This came up twice now recently, so I'm writing it out as a reference.
Suppose you have a system:
A x = b
where A is n by n, x is n by 1 and b is n by 1. However, rank(A) = m < n. This means there is not just one unique solution, but a family of solutions. Now, let's assume we can build a basis for the null space of A. That is we can write an n by n-m matrix N such that
A N u = 0
for any n-m by 1 vector u.
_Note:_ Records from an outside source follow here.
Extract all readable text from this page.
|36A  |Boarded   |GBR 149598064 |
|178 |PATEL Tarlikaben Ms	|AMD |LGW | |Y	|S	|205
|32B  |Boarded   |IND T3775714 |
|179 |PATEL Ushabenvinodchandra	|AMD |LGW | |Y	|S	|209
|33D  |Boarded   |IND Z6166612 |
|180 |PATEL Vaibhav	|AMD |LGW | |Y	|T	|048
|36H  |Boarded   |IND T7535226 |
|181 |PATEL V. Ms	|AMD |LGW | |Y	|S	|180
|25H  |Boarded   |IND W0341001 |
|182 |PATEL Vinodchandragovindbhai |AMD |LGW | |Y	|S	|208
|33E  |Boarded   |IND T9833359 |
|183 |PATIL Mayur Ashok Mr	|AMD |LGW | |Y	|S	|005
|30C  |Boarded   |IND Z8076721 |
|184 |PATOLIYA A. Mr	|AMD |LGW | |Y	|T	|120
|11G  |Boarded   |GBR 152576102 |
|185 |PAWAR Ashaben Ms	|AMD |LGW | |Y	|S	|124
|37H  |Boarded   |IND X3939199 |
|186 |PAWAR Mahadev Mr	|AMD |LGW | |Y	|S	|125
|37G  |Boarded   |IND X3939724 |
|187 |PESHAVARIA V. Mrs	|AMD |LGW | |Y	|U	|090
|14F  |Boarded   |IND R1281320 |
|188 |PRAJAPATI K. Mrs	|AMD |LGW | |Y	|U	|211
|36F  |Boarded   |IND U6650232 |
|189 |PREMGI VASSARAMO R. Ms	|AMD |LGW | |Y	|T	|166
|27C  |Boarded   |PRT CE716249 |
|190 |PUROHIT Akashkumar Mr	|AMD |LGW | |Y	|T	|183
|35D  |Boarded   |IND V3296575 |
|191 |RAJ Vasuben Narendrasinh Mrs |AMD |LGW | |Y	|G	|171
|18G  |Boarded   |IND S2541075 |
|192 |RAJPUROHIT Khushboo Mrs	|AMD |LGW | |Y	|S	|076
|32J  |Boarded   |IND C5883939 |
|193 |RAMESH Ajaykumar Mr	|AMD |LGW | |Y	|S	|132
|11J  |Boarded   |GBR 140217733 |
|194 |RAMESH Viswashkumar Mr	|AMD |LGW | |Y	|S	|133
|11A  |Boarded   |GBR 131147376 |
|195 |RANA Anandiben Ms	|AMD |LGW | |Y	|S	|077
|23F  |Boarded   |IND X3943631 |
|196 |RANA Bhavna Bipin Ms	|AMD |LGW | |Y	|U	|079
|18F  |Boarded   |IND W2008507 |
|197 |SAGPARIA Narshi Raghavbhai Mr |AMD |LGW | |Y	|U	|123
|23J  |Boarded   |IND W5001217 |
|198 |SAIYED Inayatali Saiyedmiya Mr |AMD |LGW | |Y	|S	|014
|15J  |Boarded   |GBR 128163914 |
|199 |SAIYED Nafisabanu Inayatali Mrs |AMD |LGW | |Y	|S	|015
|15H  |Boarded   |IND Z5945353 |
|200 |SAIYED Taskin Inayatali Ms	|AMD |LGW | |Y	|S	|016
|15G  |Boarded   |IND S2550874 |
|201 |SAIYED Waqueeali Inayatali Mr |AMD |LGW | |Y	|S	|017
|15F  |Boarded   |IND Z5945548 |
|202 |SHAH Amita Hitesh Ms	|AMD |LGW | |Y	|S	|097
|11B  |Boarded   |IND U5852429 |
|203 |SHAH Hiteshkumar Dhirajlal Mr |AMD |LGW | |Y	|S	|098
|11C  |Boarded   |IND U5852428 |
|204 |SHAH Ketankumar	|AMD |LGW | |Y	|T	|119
Then we can also write the matrix M = N⊥ which spans the space orthogonal to N. Then we can write any n by 1 vector in these bases:
x = N u + M v
Substituting this into our original system, we see that the choice of u doesn't matter
A (N u + M v) = b
A M v = b
Now we have a system of n equations and m unknowns. This is over-constrained. Let's choose the minimum in the least squares sense.
minimize |A M v - b|^2
Differentiating with respect to v and setting to zero we get
M' A' A M v = M' A' b
which we can solve for v.
Then we can recover x as
x = M v
We can show that indeed this satisfies the original equation by substituting this back in above:
A M v = b
A M ( M' A' A M ) \ M' A' b = b
Let Z = A M, then write this as
Z (Z' Z) \ Z b = b
But (Z' Z) \ Z is simply the pseudo-inverse of Z so we know that Z (Z' Z) \ Z = I and we have that b = b.